Alguns dos quais não gosto, mas aos quais de certa forma me predispus. Quando vi, antes de saber que ali iria, o programa Chef's Table da Netflix dedicado a Ana Roš percebi que o queijo por ali é rei. Apesar da advertência para não constar nos pratos apresentados, este ingrediente foi omnipresente e fez-se representar.
Foi
com o dito, de Tolmic e em formato lolipop, que se iniciou a refeição. Este
ex-libris de Ana foi ainda coadjuvado por uma manteiga local, e por três snacks, um de
espargos brancos e toranja rosa, outro de pão fermentado com casca de maçã e ainda outro com a planta dente de leão frita.
Passada a fase inicial dos snacks, escolhido o vinho, da região vinícola de excelência do vale de Vipava, fomos para o primeiro dos pratos do menu que escolhemos (seis pratos).
A delicadeza chegou à mesa. Sob a forma de truta marmoreada, ervilhas, amêndoas cruas, morangos, amendoim.
Do delicado fizemos uma inversão para o intenso. Espargos
verdes, gema de ovo marinada em abeto, mexilhão »prosciutto«. Não fosse
a espuma de queijo a invadir os restantes sabores estaria perfeito para
o meu paladar.
O prato seguinte apresentou-se pleno de personalidade. Ravioli de couveflor, caldo de cabrito de »Drežnica«, miolos, feijão preto e Gotas de anchova, grenkuljica (erva amarga selvagem). Forte e irreverente.

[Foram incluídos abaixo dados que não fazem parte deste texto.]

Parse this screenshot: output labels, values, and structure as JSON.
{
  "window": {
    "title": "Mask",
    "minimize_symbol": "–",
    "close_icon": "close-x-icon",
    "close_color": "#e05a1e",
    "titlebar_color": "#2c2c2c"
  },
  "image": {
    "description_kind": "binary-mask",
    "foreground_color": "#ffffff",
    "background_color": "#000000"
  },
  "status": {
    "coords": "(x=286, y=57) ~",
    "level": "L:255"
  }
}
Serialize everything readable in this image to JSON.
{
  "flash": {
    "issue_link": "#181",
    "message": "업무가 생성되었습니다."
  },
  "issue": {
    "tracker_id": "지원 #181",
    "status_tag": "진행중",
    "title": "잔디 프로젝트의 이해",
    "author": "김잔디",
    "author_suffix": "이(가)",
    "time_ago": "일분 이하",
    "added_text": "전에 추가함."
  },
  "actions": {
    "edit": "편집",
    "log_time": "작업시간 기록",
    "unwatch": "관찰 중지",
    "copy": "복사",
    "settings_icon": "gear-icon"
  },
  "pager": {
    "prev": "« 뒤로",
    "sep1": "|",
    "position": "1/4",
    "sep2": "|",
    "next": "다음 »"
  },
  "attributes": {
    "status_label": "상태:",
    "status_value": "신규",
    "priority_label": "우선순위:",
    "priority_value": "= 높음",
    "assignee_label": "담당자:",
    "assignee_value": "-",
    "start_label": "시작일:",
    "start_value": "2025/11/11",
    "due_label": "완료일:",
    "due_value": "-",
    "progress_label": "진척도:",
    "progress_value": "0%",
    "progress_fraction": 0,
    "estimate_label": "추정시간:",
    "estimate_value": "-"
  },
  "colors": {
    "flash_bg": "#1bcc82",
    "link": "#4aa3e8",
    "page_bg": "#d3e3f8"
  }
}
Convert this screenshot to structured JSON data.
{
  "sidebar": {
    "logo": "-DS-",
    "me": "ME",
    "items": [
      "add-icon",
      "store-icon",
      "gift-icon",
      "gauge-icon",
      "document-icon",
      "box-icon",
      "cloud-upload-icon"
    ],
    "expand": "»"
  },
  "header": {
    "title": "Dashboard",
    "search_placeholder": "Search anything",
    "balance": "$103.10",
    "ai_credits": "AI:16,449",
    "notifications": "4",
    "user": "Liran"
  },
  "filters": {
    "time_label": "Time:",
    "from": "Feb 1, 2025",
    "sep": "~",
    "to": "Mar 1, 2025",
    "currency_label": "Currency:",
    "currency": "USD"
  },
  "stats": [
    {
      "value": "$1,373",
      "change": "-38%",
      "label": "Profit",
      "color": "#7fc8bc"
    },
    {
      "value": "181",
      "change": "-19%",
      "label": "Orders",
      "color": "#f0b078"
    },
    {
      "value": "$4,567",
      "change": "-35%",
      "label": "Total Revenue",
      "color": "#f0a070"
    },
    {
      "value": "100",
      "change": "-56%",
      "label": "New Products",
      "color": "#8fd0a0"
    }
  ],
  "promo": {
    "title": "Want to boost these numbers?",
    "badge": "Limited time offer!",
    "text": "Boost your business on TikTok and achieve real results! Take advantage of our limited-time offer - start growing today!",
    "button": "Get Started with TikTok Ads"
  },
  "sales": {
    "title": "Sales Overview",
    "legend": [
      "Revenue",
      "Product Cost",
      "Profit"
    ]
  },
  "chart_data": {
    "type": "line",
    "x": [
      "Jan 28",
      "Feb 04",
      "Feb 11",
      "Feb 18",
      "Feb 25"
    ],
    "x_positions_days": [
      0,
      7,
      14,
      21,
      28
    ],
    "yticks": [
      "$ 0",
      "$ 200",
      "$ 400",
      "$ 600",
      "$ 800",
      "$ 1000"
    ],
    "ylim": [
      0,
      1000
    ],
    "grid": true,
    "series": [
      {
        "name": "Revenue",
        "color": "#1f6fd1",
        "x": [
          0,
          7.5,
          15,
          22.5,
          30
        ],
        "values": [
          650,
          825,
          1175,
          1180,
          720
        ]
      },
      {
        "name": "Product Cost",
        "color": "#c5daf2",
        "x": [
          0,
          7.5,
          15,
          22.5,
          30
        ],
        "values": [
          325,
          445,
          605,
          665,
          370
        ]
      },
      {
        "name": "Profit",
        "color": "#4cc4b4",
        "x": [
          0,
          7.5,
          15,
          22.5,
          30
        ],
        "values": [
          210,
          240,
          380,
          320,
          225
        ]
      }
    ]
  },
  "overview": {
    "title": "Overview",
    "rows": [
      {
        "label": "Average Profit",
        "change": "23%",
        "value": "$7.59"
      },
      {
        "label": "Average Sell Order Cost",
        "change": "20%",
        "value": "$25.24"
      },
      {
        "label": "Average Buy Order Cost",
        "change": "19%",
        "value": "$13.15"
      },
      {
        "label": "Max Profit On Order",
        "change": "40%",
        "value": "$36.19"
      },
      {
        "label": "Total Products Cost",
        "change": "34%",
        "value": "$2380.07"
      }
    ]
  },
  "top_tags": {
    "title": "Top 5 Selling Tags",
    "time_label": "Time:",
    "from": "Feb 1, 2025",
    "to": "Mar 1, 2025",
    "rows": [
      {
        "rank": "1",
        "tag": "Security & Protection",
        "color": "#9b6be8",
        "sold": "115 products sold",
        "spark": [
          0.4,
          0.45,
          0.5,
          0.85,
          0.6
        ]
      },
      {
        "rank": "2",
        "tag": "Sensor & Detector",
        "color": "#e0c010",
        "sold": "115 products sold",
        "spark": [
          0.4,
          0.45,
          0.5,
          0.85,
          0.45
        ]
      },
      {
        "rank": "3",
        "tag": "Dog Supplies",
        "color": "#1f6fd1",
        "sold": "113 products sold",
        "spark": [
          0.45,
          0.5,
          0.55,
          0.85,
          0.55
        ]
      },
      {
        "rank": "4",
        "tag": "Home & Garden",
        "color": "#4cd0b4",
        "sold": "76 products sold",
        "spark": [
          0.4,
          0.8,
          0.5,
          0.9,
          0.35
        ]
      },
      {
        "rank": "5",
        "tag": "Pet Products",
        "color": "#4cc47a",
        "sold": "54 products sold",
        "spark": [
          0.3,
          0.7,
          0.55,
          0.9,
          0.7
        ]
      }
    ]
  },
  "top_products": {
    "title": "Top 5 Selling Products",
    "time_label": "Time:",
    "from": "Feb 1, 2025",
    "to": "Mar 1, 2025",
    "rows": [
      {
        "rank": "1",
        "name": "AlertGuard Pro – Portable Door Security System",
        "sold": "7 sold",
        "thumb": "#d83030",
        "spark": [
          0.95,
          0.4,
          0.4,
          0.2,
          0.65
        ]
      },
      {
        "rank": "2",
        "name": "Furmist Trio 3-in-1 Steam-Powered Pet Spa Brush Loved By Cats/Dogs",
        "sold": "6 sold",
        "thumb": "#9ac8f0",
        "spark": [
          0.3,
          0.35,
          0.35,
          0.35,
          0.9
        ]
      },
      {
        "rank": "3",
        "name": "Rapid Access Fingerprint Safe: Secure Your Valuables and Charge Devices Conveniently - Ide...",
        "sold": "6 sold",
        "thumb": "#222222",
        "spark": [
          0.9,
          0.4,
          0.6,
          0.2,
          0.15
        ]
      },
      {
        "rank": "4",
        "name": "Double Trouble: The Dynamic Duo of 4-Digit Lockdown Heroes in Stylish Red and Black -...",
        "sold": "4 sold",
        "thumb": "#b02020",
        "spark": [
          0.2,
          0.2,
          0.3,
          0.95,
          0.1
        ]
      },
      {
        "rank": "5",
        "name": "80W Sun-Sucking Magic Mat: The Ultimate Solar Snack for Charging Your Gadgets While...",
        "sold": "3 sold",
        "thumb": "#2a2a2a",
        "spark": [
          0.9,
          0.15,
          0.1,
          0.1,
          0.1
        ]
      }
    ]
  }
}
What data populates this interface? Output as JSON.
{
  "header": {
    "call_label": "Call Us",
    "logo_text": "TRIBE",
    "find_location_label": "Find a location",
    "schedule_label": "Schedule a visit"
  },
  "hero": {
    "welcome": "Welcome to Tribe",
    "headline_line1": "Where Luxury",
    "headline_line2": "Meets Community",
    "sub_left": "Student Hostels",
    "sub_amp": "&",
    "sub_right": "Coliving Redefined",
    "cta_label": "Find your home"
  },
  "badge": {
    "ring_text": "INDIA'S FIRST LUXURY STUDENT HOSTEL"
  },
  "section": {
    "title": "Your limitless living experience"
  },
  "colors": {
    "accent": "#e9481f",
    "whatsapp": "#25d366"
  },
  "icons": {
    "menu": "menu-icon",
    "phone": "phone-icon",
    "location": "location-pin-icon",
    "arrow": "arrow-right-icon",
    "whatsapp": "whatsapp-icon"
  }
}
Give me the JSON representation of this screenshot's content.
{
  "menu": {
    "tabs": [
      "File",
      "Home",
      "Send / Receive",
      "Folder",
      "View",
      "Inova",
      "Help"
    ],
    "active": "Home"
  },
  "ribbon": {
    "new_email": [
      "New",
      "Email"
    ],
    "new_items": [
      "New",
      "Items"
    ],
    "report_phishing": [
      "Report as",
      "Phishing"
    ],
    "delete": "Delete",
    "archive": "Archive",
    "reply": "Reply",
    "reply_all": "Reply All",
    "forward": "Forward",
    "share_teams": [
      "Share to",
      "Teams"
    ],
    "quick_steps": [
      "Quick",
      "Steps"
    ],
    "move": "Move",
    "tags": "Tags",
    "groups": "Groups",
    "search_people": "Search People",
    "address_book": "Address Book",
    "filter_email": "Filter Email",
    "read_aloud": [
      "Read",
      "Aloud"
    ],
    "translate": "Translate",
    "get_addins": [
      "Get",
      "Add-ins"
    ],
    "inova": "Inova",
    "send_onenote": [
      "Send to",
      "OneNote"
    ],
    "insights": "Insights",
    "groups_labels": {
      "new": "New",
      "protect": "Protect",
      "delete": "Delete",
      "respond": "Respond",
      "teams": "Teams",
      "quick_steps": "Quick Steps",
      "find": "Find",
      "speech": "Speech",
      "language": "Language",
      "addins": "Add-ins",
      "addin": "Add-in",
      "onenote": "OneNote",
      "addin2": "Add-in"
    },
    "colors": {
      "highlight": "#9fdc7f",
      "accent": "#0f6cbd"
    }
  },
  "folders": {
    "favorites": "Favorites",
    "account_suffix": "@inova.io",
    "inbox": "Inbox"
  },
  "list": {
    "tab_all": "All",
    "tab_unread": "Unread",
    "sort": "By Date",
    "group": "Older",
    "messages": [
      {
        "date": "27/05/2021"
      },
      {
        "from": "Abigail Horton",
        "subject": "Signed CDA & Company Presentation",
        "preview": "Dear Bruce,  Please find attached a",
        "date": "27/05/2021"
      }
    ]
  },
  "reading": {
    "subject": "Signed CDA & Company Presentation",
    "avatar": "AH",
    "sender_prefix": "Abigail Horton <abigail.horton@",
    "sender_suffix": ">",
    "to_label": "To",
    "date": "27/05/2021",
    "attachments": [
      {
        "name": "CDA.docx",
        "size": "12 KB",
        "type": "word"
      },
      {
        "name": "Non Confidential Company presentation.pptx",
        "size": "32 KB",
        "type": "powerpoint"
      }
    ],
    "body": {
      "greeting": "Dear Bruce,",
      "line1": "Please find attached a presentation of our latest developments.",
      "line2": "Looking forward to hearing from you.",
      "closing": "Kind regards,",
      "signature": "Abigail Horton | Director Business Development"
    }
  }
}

Mais uma vez, o queijo contaminou, mas não abalou este grande prato, o qual foi eleito o meu favorito.
A equilibrar a intempestividade que se instalou, foi apresentado algo mais calmo. Artic Char (peixe que apresenta características do salmão e da truta), knotweed (planta japonesa de apecto parecido com o bambu), agrião, soro de queijo coalhado, trigo mourisco.
A
seguir, a substituir o "lamb" (outro ingrediente que não é do meu
agrado), prato original do menu, solha da Lagoa, ostras, salada de
limão, espinafre, infusão de limão kaffir. Havia ali também algo da
família do queijo...Não fosse isso, estaria mais perfeito.
Por
fim, a substituir também a sobremesa original do menu, de base lácteo (o que mais!), laranja sangue, chá preto, granola, gelado de cenoura e
mousse de amêndoa salgada.
Óptimo remate final, antes do fecho com pequenas delicadezas doces.
Como balanço, foi uma refeição de grande nível, porém para mim é difícil render-me por completo, pois a cozinha do Hiša Franko faz-se muito dos únicos ingredientes que assumo que não gosto (chego mesmo a não tolerar gustativamente), o queijo e a carne da família do cabrito e do carneiro.
Ainda assim, foi uma óptima experiência, tanto mais que pernoitámos na casa e depois da fausta refeição foi só subirmos ao andar de cima, onde dormimos sem ser necessário contar carneirinhos eslovenos.